Featuring Pete Cafarella (also in synth-drum duo Shy Child and in accordion-sax-drum trio ABCS), Justin Moyer (from Washington, DC-area art attackers Edie Sedgwick), and Rafael Cohen (oboe on many an avant-garde Seth Misterka project), the trio bounces and jolts (or jounces and bolts, if you like) through each of the 18 songs here like kids playing hide-and-seek in a technopolis. Or, as they have it, an “Elguapolis” (which, I kid you not, sounds like R2D2 having sex).

The cover and interior art partly gives away their m.o. On the front and back, rudimentary charcoal blocks stand like soldiers at attention, casting long shadows in front of them. On the inside, however, a cityscape looms in white relief, each block marked (in reverse) with a different area — central, subcentral, intermediate — each area is smaller than the one to its right. (Either that, or this interior design is an enlargement of a circuit board from an ancient supercomputer as imagined by Franz Kafka or George Orwell.) Taken as a whole, this art, like the album, is dark and light, primitive and advanced, friendly and frightening.

It comes as no surprise, then, that Super/System winds its way through as many styles as it does. Using the example of the first four songs on the record, the band wrecks like T. Rex on “My Bird Sings”, twinkles and beeps on “Elguapolis”, testifies like a gospel choir on “Inevitability” (yes, they use the word “catamite” in there, too), and end up showing some fine percolating chops on “Rumbledream”.

One of the key instruments used is Cafarella’s accordion, especially on, “As in . . .” and “Time Crisis II”. In the latter, it’s a wailing wall of accompaniment; on the former, it’s a treated background drone. Here, I think, is where the two uses of the instrument represent both the expected and unexpected pleasures of the album. “Time Crisis II” doesn’t subvert our expectations of the use of the accordion as a sad wheezer; the song is funer(e)al music. But its drone on “As in . . .” serves to remind us more of its expansive properties; it’s a noisemaker as effective as the skittering drums in the song. To put all this another way, “Time Crisis II” presents instrument-as-(perhaps)-intended, while “As in . . .” presents instrument-as-(perhaps)-unintended.
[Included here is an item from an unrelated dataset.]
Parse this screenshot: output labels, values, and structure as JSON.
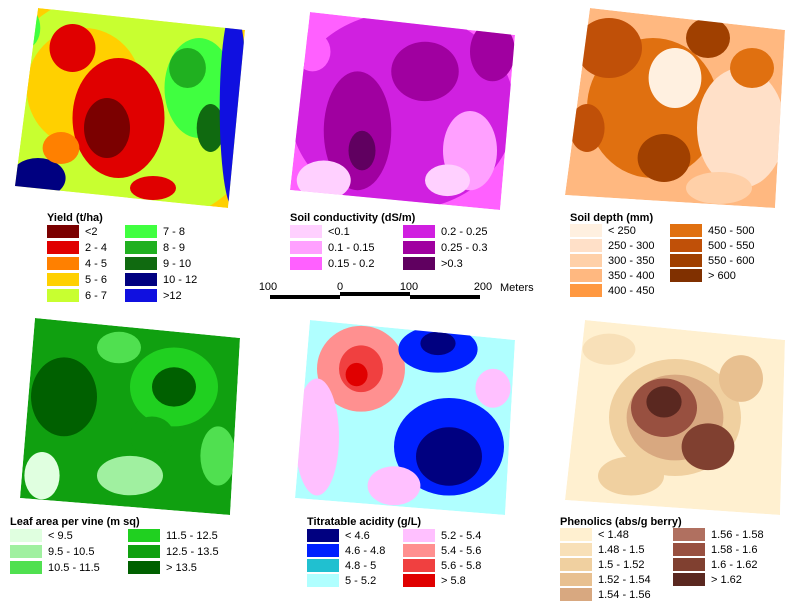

These two songs bookend “Rhyme Scene / Rhyme Dream”, a would-be minimalist house workout that illustrates what is an altogether goofier side to the band; the song is robot funk for C3PO after the Jawas dismantled him. But the band is also upsetting our notions of what sounds should sound like with the song’s vocal line. Two Guapos intone, “This is the scene of the crime”, and their voices are mixed so they burst from the left or right channels of your speaker. The voices sound largely untreated by technology, but, because of the sensation of their whispery separation, you wonder if you’re getting anything besides an unadorned human being.

The uses of technology in a playful (and, despite their incorporation of accordionist/composer Guy Klucevsek on three songs here, un-stuffy) way inform the rest of the record. “The Kid Is Building Something” is a poem worthy of This Heat (another band whose excitement with sounds and the ways they work together is a clear influence on El Guapo), “Actual Sound” syncopates like an artificial lung set to “funky”, “Laser Eyes” de(voc)odorizes Trans Am, and “Dance, Danza” conjures the same electronic scratching noises that probably fuzz through DJ Q-Bert’s brainpan.

To backhandedly quote from the 1986 film !Three Amigos! (from which the band probably takes its name), if you were asked by El Guapo if there is a plethora of delights on this record, you would have to agree and say, yes, El Guapo, there is a plethora.